Essa súmula foi aprovada em 24/10/2018 e mudou por completo a forma com a qual o Estado lida com a reintegração da posse de terras suas ocupadas por particulares.
É importante sedimentar uma base para o entendimento do restante do comentário: não há a menor possibilidade de se adquirir um bem do Estado por meio de usucapião, dado que uma das características do bem público é IRREFUTÁVELMENTE, sua imprescritibilidade. A usucapião só funciona para casos entre particulares e isso é um entendimento geral entre doutrina, jurisprudência e legislação.
Dito isso, vamos analisar o teor dessa súmula primeiro olhando para o que ocorria antes de sua edição.
Imaginemos que um grupo de pessoas “sem teto” encontram uma ampla área sem nenhuma casa construída, sem nenhum dono aparente, uma área “sem dono”. Pense que esse grupo de pessoas enxerga ai uma oportunidade para ter ao menos um lugar para, ainda que de forma precária, viver. Eles começam a habitar nesse bem e, mais que isso, constroem suas casas, fazem melhorias no terreno, começam a plantar legumes, frutas e afins para gerar uma renda para sua subsistência. Passados aproximadamente 10 anos dessa ocupação aparece um representante do Estado informando a eles que essa área sempre pertenceu ao governo e que haverá uma obra naquele local para construção de um hospital para a região.
Essa situação ainda que hipotética é muito comum, especialmente, dentro de um território tão vasto quanto o brasileiro, dado que não há a mínima capacidade de um governo conseguir demarcar e fiscalizar todas as terras que pertencem a ele.
Diante dessa ilustração criada há o claro confronto entre o interesse do particular e o interesse público. Chega até a ser óbvio que a construção de obras públicas como um hospital, uma escola, uma rodovia, entre outras é muito mais importante do que a manutenção da área para a subsistência de algumas famílias. A questão aqui não é se o Estado vai retomar a posse do bem, mas se o Estado deve indenizar as benfeitorias e acessões feitas ao bem.

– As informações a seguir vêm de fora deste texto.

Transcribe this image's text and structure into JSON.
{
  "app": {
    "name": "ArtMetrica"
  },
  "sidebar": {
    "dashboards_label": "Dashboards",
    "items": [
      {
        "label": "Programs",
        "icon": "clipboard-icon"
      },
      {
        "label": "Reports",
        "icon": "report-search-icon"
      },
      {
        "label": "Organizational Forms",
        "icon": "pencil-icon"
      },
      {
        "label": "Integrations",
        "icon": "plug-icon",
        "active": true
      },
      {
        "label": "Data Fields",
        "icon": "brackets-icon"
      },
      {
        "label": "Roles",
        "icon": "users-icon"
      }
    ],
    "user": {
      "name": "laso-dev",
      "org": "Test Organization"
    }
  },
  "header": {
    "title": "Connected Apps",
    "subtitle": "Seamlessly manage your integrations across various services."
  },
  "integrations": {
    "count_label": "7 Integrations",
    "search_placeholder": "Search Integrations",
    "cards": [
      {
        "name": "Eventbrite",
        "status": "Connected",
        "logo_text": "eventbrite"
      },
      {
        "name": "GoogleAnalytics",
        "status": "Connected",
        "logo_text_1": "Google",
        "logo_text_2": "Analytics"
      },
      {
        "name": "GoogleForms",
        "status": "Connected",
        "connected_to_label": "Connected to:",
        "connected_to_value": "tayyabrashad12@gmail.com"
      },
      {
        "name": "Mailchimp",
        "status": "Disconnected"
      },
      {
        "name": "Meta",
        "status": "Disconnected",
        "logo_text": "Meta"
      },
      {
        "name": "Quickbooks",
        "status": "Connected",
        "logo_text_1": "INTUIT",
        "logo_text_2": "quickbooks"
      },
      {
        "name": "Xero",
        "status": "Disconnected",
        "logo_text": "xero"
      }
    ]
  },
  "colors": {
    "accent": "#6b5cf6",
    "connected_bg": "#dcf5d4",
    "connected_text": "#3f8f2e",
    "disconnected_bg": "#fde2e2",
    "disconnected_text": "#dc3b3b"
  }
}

Antes da súmula 619, o entendimento jurisprudencial era pacificado no sentido de que o Estado deveria indenizar aquele que está ocupando o bem pelas acessões e benfeitorias realizadas, mas, após a edição dessa súmula, o cenário muda quando o STJ traz um entendimento claramente divergente do que vinha sendo aplicado.
Vale destacar que, sendo público o imóvel, é irrelevante a boa-fé, ou seja, não importa se quem ocupou tinha boas ou más intenções no momento que se apossou do bem, visto que ele já era do Estado.
Outra questão é que, na maioria dos casos, as modificações realizadas dentro do imóvel não geram nenhuma vantagem ao poder público, sendo inúteis para a afetação que o governo dará ao bem.
Porém, no outro lado da moeda encontra-se uma família que não para onde ir e que, caso seja aplicada a súmula 619, ficará sem ter para onde ir, sendo jogada na marginalidade pelo Estado que é obrigado constitucionalmente a dar condições dignas de vida a seus cidadãos. Se não houver uma indenização ou compensação essas famílias irão parar em favelas e serão um problema maior ainda para o Poder Público. Está na mesa um claro conflito entre os direitos constitucionais e um dispositivo jurisprudencial que, se não for corretamente aplicado, poderá causar grandes problemas para os particulares. De certa maneira, se ele alcançar os casos de pessoas que ocupara os bens do Estado antes da sua edição, estará configurado uma quebra da segurança jurídica no sistema e, até mesmo, uma reformatio in pejus, que prejudicará vários brasileiros que dependem de terras ocupadas para retirar o seu sustento.
Por fim, é correto o entendimento do STJ na súmula 619? Acredito que sim. Deve ser aplicada desmedidamente para todos os casos? Não parece que isso refletiria corretamente o que preleciona a ordem jurídica constitucional brasileira e devemos ter em mente que o nosso sistema foi criado para sempre ter como fonte maior dos dispositivos normativos a nossa Constituição Federal.